Изменить размер шрифта - +
В десять часов вечера Вика позвонила свекру в институт. Он встревожился и сказал, что сейчас же придет. Через четверть часа он уже был у них.
 
— Может, ему стало плохо? — сказала Вика, едва профессор вошел.
 
— Вы не звонили в «скорую помощь»?
 
— Пет.
 
Стали звонить в «скорую», но Дружникову медицинская помощь не оказывалась. Нет, ничего похожего.
 
Все трое сели у стола и посмотрели друг на друга.
 
— Наверное, комиссия списала его на землю, и теперь он ходит один по городу, — устало сказала Вика.
 
— Но ведь он же знает, что ты будешь тревожиться.
 
— Сейчас ему не до меня, — тихо пояснила Вика.
 
— Но, кажется, естественно со своим горем сначала прийти к жене?
 
— Андрей не делится со мной ни горем, ни радостью. Когда-нибудь потом скажет при случае. — Виктория сказала это просто, без обиды.
 
Она казалась задумчивой и грустной. И удивительно юной. Как будто она не была матерью Санди, а девочкой из десятого класса. На ней было светлое платье с рукавами по локоть. Руки она положила на стол. И Санди невольно заметил, какие хрупкие и тонкие у нее руки. Эти руки поднимали, больных, водили недавно ослепших, не привыкших двигаться в темноте. Эти руки носили Санди, пока он не вырос. Эти слабые плечи готовы были всегда принять тяжелый груз чужого горя. Впрочем, для Виктории не существовало слова «чужой».
 
— Видите ли, он уж такой… Наверно, не может быть иным? — продолжала Виктория Александровна. — А вы… простите, отец, вы делились с семьей своими чувствами и мыслями?
 
Профессор смутился:
 
— Я? Нет. Пожалуй, нет… Но это совсем другое.
 
— Отчего же другое?
 
Николай Иванович посмотрел на Санди, но как-то рассеянно.
 
— Сначала… в первые годы брака я рассказывал жене обо всем. Но она никогда не понимала меня. На все, что я ей говорил, была реакция как раз обратная той, которую бы я хотел вызвать. Когда я был возмущен, огорчен или унижен, она только пожимала плечами: «А как же иначе? Ничего здесь нет унизительного для ученого». Когда я жаждал сочувствия, она радовалась. Если я радовался, она беспокоилась и огорчалась. Разговоры по душам кончались ссорой. А потом отчуждение и взаимная неприязнь. Когда я стал академиком, гм, да… она прекратила всякие споры. Берегла мой покой. Но я по глазам ее видел, что она думает, и все равно раздражался. И я стал молчать. Собственно, мы молчали годами. Да.
 
— И в этом молчании Андрюша вырос, — просто, без укора заметила Виктория Александровна.
 
— Вы думаете поэтому? Он родился таким. Мальчиком был угрюм, флегматичен, замкнут. Я поражаюсь, как он выбрал профессию летчика. Это меня очень, помню, изумило.
 
— На работе он не флегматичен, — возразила Виктория. — И когда он влюбился в меня, тоже не был флегматичен. Ведь он буквально завоевал меня.
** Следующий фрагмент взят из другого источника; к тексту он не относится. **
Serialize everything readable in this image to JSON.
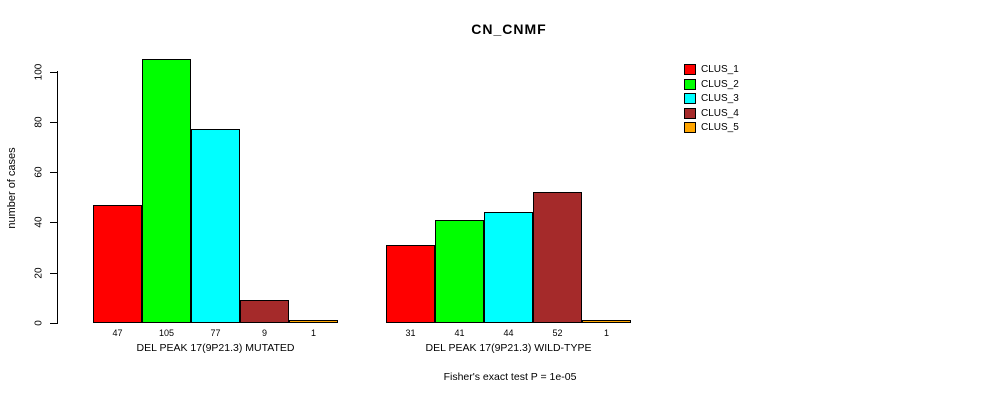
{
  "title": "CN_CNMF",
  "chart_data": {
    "type": "bar",
    "title": "CN_CNMF",
    "xlabel": "",
    "ylabel": "number of cases",
    "ylim": [
      0,
      105
    ],
    "yticks": [
      0,
      20,
      40,
      60,
      80,
      100
    ],
    "grid": false,
    "legend_position": "right",
    "categories": [
      "DEL PEAK 17(9P21.3) MUTATED",
      "DEL PEAK 17(9P21.3) WILD-TYPE"
    ],
    "series": [
      {
        "name": "CLUS_1",
        "color": "#ff0000",
        "values": [
          47,
          31
        ]
      },
      {
        "name": "CLUS_2",
        "color": "#00ff00",
        "values": [
          105,
          41
        ]
      },
      {
        "name": "CLUS_3",
        "color": "#00ffff",
        "values": [
          77,
          44
        ]
      },
      {
        "name": "CLUS_4",
        "color": "#a52a2a",
        "values": [
          9,
          52
        ]
      },
      {
        "name": "CLUS_5",
        "color": "#ffa500",
        "values": [
          1,
          1
        ]
      }
    ],
    "bar_value_labels": true,
    "annotation": "Fisher's exact test P = 1e-05"
  }
}
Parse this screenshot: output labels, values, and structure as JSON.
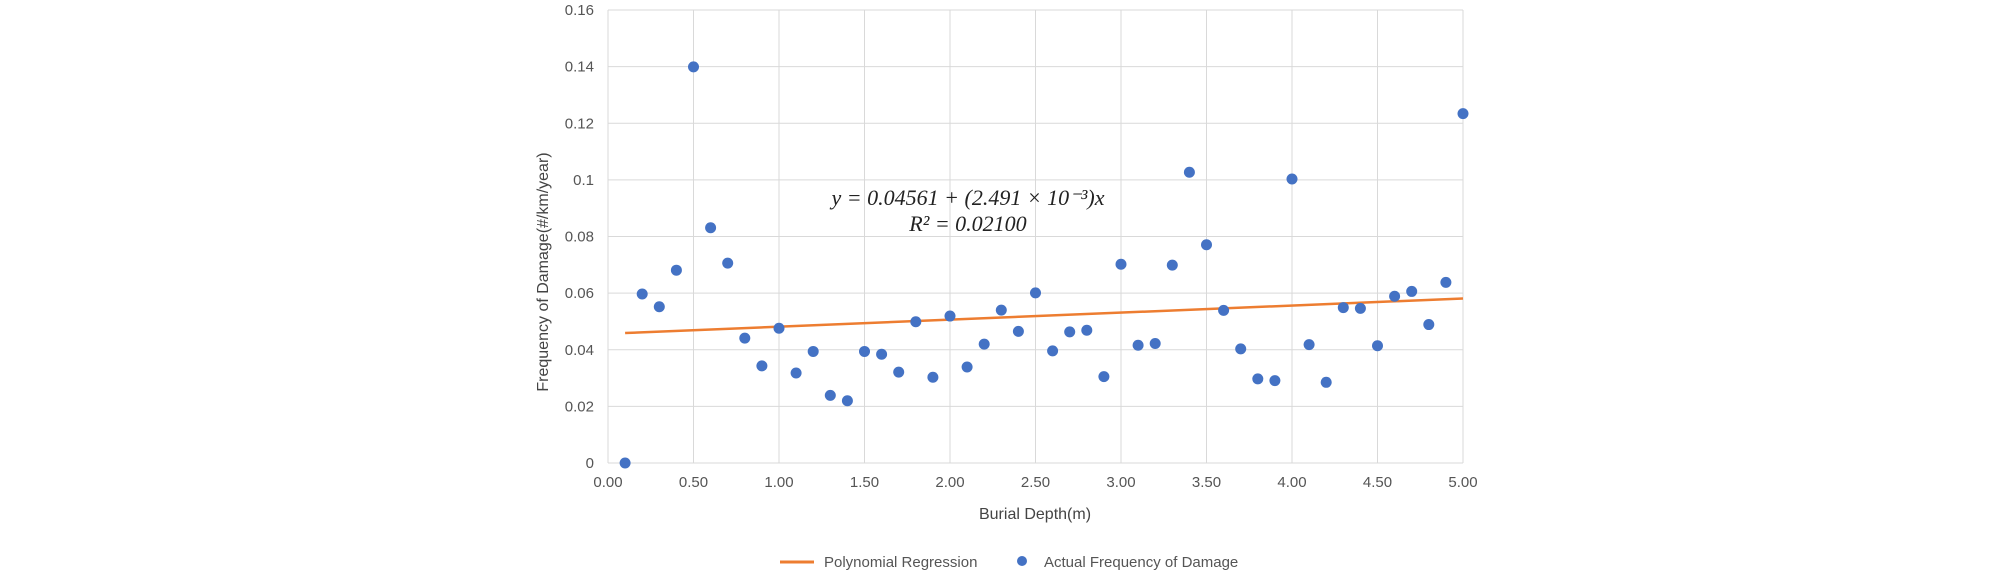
{
  "chart_data": {
    "type": "scatter",
    "xlabel": "Burial Depth(m)",
    "ylabel": "Frequency of Damage(#/km/year)",
    "xlim": [
      0,
      5
    ],
    "ylim": [
      0,
      0.16
    ],
    "x_ticks": [
      "0.00",
      "0.50",
      "1.00",
      "1.50",
      "2.00",
      "2.50",
      "3.00",
      "3.50",
      "4.00",
      "4.50",
      "5.00"
    ],
    "y_ticks": [
      "0",
      "0.02",
      "0.04",
      "0.06",
      "0.08",
      "0.1",
      "0.12",
      "0.14",
      "0.16"
    ],
    "grid": true,
    "legend_position": "bottom",
    "annotation": {
      "equation": "y = 0.04561 + (2.491 × 10⁻³)x",
      "r_squared": "R² = 0.02100"
    },
    "series": [
      {
        "name": "Polynomial Regression",
        "kind": "line",
        "color": "#ed7d31",
        "x": [
          0.1,
          5.0
        ],
        "y": [
          0.0459,
          0.0581
        ]
      },
      {
        "name": "Actual Frequency of Damage",
        "kind": "scatter",
        "color": "#4472c4",
        "x": [
          0.1,
          0.2,
          0.3,
          0.4,
          0.5,
          0.6,
          0.7,
          0.8,
          0.9,
          1.0,
          1.1,
          1.2,
          1.3,
          1.4,
          1.5,
          1.6,
          1.7,
          1.8,
          1.9,
          2.0,
          2.1,
          2.2,
          2.3,
          2.4,
          2.5,
          2.6,
          2.7,
          2.8,
          2.9,
          3.0,
          3.1,
          3.2,
          3.3,
          3.4,
          3.5,
          3.6,
          3.7,
          3.8,
          3.9,
          4.0,
          4.1,
          4.2,
          4.3,
          4.4,
          4.5,
          4.6,
          4.7,
          4.8,
          4.9,
          5.0
        ],
        "y": [
          0.0,
          0.0597,
          0.0552,
          0.0681,
          0.1399,
          0.0831,
          0.0706,
          0.0441,
          0.0343,
          0.0476,
          0.0318,
          0.0394,
          0.0239,
          0.022,
          0.0394,
          0.0384,
          0.0321,
          0.0499,
          0.0303,
          0.0519,
          0.0339,
          0.042,
          0.054,
          0.0465,
          0.0601,
          0.0396,
          0.0463,
          0.0469,
          0.0305,
          0.0702,
          0.0416,
          0.0422,
          0.0699,
          0.1027,
          0.0771,
          0.0539,
          0.0403,
          0.0297,
          0.0291,
          0.1003,
          0.0418,
          0.0285,
          0.0549,
          0.0546,
          0.0414,
          0.0589,
          0.0606,
          0.0489,
          0.0638,
          0.1234
        ]
      }
    ]
  }
}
Заставил себя полюбить. Сначала он мне даже не понравился. Подружки говорили о нем:»Бурбон какой-то!» Потом я увидела в нем настоящее, запрятанное очень глубоко. Сначала он раскрылся насколько мог. Но потом… к концу первого года супружества, он стал снова таким, каким был в детстве. Как вы говорите, замкнутым и угрюмым.
 
— Вам, наверно, очень тяжело с моим сыном? — горько сказал Николай Иванович.